To give you an idea of the genius of my memo pads, I'm going to pick a page at random and tell you each memo that is written on that page as well as give you a note or two on them.

Memo #1- Stop weaseling out of answering the question "Why do you have such a strained relationship with your postman?".
This is really not something I want to get into here on the blog, and I would appreciate it if everyone would respect my wishes and not bring it up again.

Memo #2- The cashier at the grocery store said "Will that be ate for you sir?"!!!!
This guy was such an idiot! I laughed in his face for a good solid minute. How in the hell could someone be so stupid that they confuse the word "ate" with "it"?!
Unless... he was making a joke about my weight
problem and the quantity of food products I was purchasing.

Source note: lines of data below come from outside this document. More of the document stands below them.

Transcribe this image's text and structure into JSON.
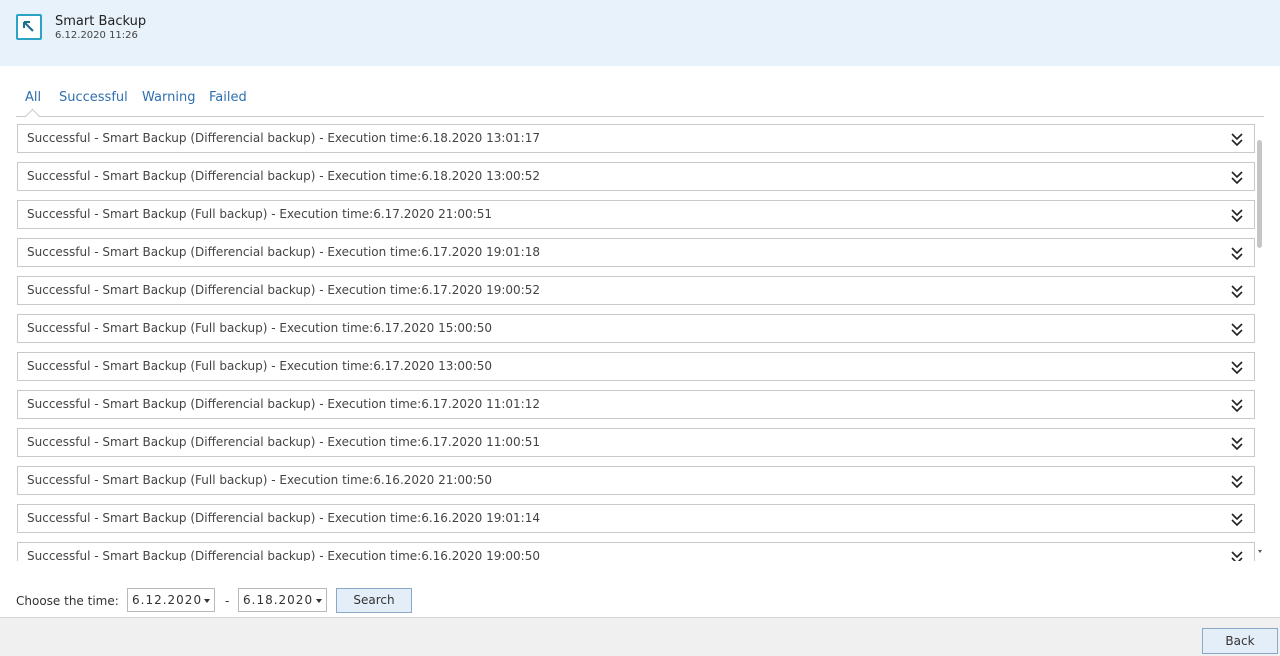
{
  "header": {
    "icon": "arrow-cursor-icon",
    "title": "Smart Backup",
    "subtitle": "6.12.2020 11:26"
  },
  "tabs": [
    {
      "label": "All",
      "active": true
    },
    {
      "label": "Successful",
      "active": false
    },
    {
      "label": "Warning",
      "active": false
    },
    {
      "label": "Failed",
      "active": false
    }
  ],
  "logs": [
    {
      "text": "Successful - Smart Backup (Differencial backup) - Execution time:6.18.2020 13:01:17"
    },
    {
      "text": "Successful - Smart Backup (Differencial backup) - Execution time:6.18.2020 13:00:52"
    },
    {
      "text": "Successful - Smart Backup (Full backup) - Execution time:6.17.2020 21:00:51"
    },
    {
      "text": "Successful - Smart Backup (Differencial backup) - Execution time:6.17.2020 19:01:18"
    },
    {
      "text": "Successful - Smart Backup (Differencial backup) - Execution time:6.17.2020 19:00:52"
    },
    {
      "text": "Successful - Smart Backup (Full backup) - Execution time:6.17.2020 15:00:50"
    },
    {
      "text": "Successful - Smart Backup (Full backup) - Execution time:6.17.2020 13:00:50"
    },
    {
      "text": "Successful - Smart Backup (Differencial backup) - Execution time:6.17.2020 11:01:12"
    },
    {
      "text": "Successful - Smart Backup (Differencial backup) - Execution time:6.17.2020 11:00:51"
    },
    {
      "text": "Successful - Smart Backup (Full backup) - Execution time:6.16.2020 21:00:50"
    },
    {
      "text": "Successful - Smart Backup (Differencial backup) - Execution time:6.16.2020 19:01:14"
    },
    {
      "text": "Successful - Smart Backup (Differencial backup) - Execution time:6.16.2020 19:00:50"
    }
  ],
  "filter": {
    "label": "Choose the time:",
    "from": "6.12.2020",
    "separator": "-",
    "to": "6.18.2020",
    "search_label": "Search"
  },
  "footer": {
    "back_label": "Back"
  },
  "colors": {
    "header_bg": "#e8f2fb",
    "tab_text": "#2f6fb0",
    "icon_accent": "#2aa3c5"
  }
}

That little punk! Who the hell does he think he is?! I am gonna fucking kill him!


Memo #3- Ice Cream is for pussies.
I made this note after finishing off a quart of vanilla chocolate swirl in one sitting. I am using an old japanese technique of conditioning myself to believe that the things I love and enjoy make me weak. This memo is an attempt to 'karate chop' my desire for fatty treats.

Okay, well this might not have been the best page to use to show how much great material my memo pads have in store for this blog, but I said I would choose one at random and I'm a man of my word. At least you can rest assured that this is a blog of integrity.

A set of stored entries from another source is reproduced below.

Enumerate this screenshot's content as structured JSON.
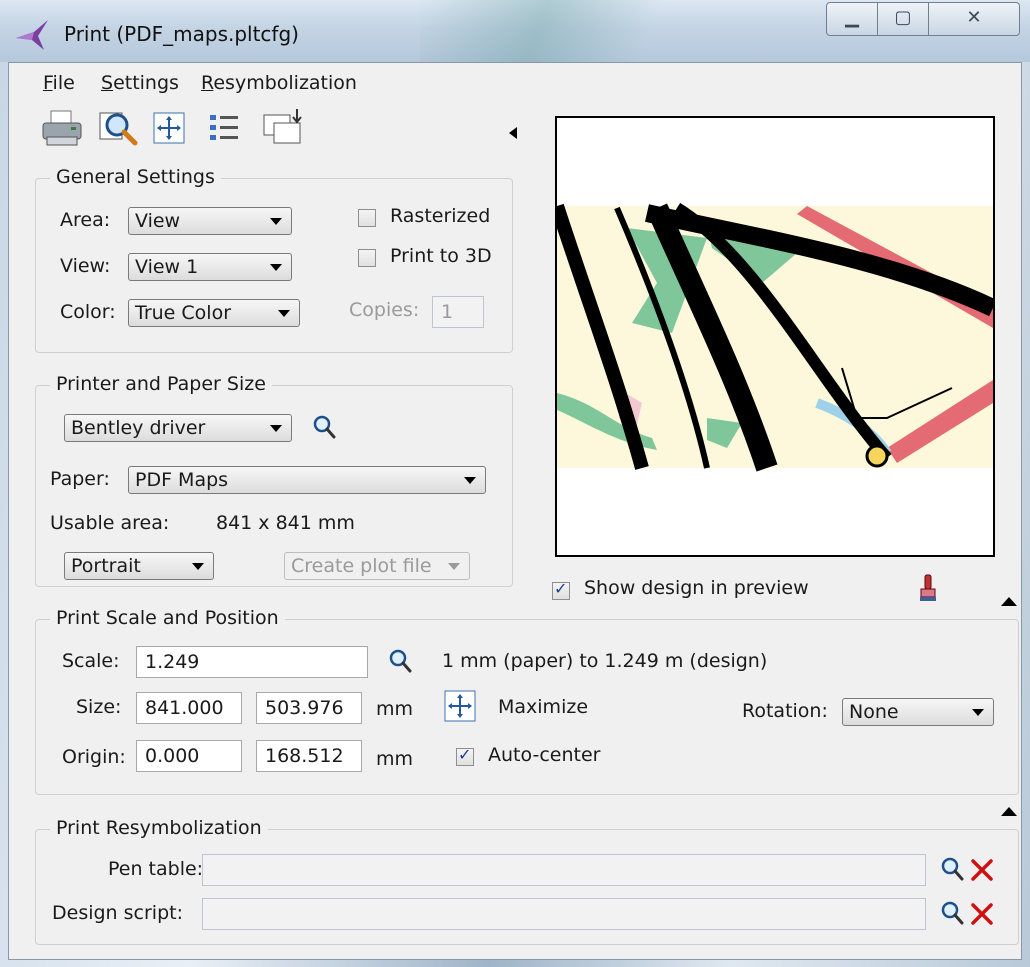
{
  "window": {
    "title": "Print  (PDF_maps.pltcfg)",
    "min_glyph": "▁",
    "max_glyph": "▢",
    "close_glyph": "✕"
  },
  "menu": {
    "file": "File",
    "settings": "Settings",
    "resymbolization": "Resymbolization"
  },
  "toolbar": {
    "icons": [
      "printer-icon",
      "preview-magnifier-icon",
      "maximize-icon",
      "list-icon",
      "batch-print-icon"
    ]
  },
  "general_settings": {
    "legend": "General Settings",
    "area_label": "Area:",
    "area_value": "View",
    "view_label": "View:",
    "view_value": "View 1",
    "color_label": "Color:",
    "color_value": "True Color",
    "rasterized_label": "Rasterized",
    "rasterized_checked": false,
    "print3d_label": "Print to 3D",
    "print3d_checked": false,
    "copies_label": "Copies:",
    "copies_value": "1"
  },
  "printer": {
    "legend": "Printer and Paper Size",
    "driver_value": "Bentley driver",
    "paper_label": "Paper:",
    "paper_value": "PDF Maps",
    "usable_area_label": "Usable area:",
    "usable_area_value": "841 x 841 mm",
    "orientation_value": "Portrait",
    "plot_file_value": "Create plot file"
  },
  "preview": {
    "show_design_label": "Show design in preview",
    "show_design_checked": true
  },
  "scale": {
    "legend": "Print Scale and Position",
    "scale_label": "Scale:",
    "scale_value": "1.249",
    "scale_desc": "1 mm (paper) to 1.249 m (design)",
    "size_label": "Size:",
    "size_w": "841.000",
    "size_h": "503.976",
    "size_unit": "mm",
    "maximize_label": "Maximize",
    "rotation_label": "Rotation:",
    "rotation_value": "None",
    "origin_label": "Origin:",
    "origin_x": "0.000",
    "origin_y": "168.512",
    "origin_unit": "mm",
    "autocenter_label": "Auto-center",
    "autocenter_checked": true
  },
  "resym": {
    "legend": "Print Resymbolization",
    "pen_table_label": "Pen table:",
    "pen_table_value": "",
    "design_script_label": "Design script:",
    "design_script_value": ""
  },
  "colors": {
    "accent_red": "#d01010",
    "map_paper": "#fdf8dc",
    "map_green": "#7fc79a",
    "map_road_red": "#e46a73",
    "map_river": "#9fd2ea"
  }
}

Well, I'm off to live life so that I can tell you all about it in my next post. Until then, I love you all so very much.



6 Comments:

Blogger B.Matt Kubinski said...

Seems like everyone came crawling back to the blogosphere, after a dirty affair with that skanky tart MySpace.

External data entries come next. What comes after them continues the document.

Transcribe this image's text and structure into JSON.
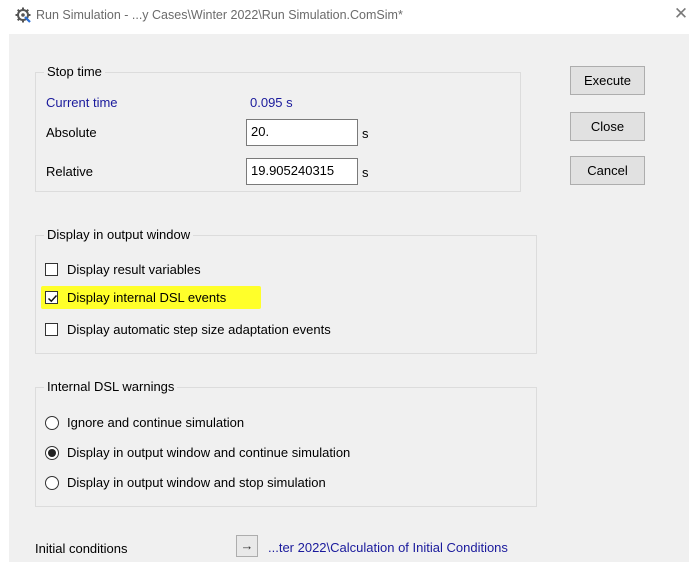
{
  "window": {
    "title": "Run Simulation - ...y Cases\\Winter 2022\\Run Simulation.ComSim*",
    "close_glyph": "✕"
  },
  "stop_time": {
    "legend": "Stop time",
    "current_time_label": "Current time",
    "current_time_value": "0.095 s",
    "absolute_label": "Absolute",
    "absolute_value": "20.",
    "absolute_unit": "s",
    "relative_label": "Relative",
    "relative_value": "19.905240315",
    "relative_unit": "s"
  },
  "buttons": {
    "execute": "Execute",
    "close": "Close",
    "cancel": "Cancel"
  },
  "display_output": {
    "legend": "Display in output window",
    "options": [
      {
        "label": "Display result variables",
        "checked": false
      },
      {
        "label": "Display internal DSL events",
        "checked": true,
        "highlighted": true
      },
      {
        "label": "Display automatic step size adaptation events",
        "checked": false
      }
    ]
  },
  "dsl_warnings": {
    "legend": "Internal DSL warnings",
    "options": [
      {
        "label": "Ignore and continue simulation",
        "selected": false
      },
      {
        "label": "Display in output window and continue simulation",
        "selected": true
      },
      {
        "label": "Display in output window and stop simulation",
        "selected": false
      }
    ]
  },
  "initial_conditions": {
    "label": "Initial conditions",
    "arrow_glyph": "→",
    "link": "...ter 2022\\Calculation of Initial Conditions"
  },
  "colors": {
    "highlight": "#ffff2a",
    "link_blue": "#1a1a9c",
    "dialog_bg": "#f0f0f0"
  }
}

Yeah I had her too...But now I'm back to my first love, my blog "The Question."

We all should become a blog group or something. I will look into it.
For now, please note that while there are no questions per se on "The Question" the title refers to the big question of life the universe and everything. We all know the answer is 42...but what is the question? Alas we may never know.

(God what nerds we have become)

Glad you have made your own blog again, instead of festering under the identity of a "Friend of" someone or other. You're you, and whether or not that title is meant to be taken as a joke, it still puts all the focus conveniently on one person...YO! Funk Dat!

So can I have the title "Troubling Paradise" back now that you’re done with it?

9:51 AM  
Blogger Jason said...

It has been an honor to know and work with you. As you embark on your own projects, I wish you the best. We will all miss you hanging around the FOJF offices in your undies, drinking coffee all day and chatting up the interns.

Your first post is most promisingly hilarious and most amusing. All of us here at FOJF look forward to seeing you post regularly.

9:56 AM  
Blogger Jerkemy said...

Jesus matt! Take the title for fuck's sake. God you're such an asshole shit fucking whore face.

(Didn't intend for that to sound so mean)

9:57 AM  
Blogger Jerkemy said...

Wow jason, really nice way to tell me I'm fired, in the comment section of my new pet project. You must've been waiting for this oppurtunity for some time now.

10:07 AM  
Blogger Jerkemy said...

Also matt, we sure are nerds. look at us blogging like a bunch of school girls!

10:08 AM  
Blogger Jason said...

Are school girls known for blogging?

Is a blog ANYTHING but inherently narcissistic? Matt, let's not throw stones about attention-whoring... We should be using these to be better friends, not to squabble like we're on some BBS.

Jerkemy, you were most certainly not fired. We here at FOJF naturally assumed you were moving on to bigger (your enormous shlong) and better (that sweet, sweet ass).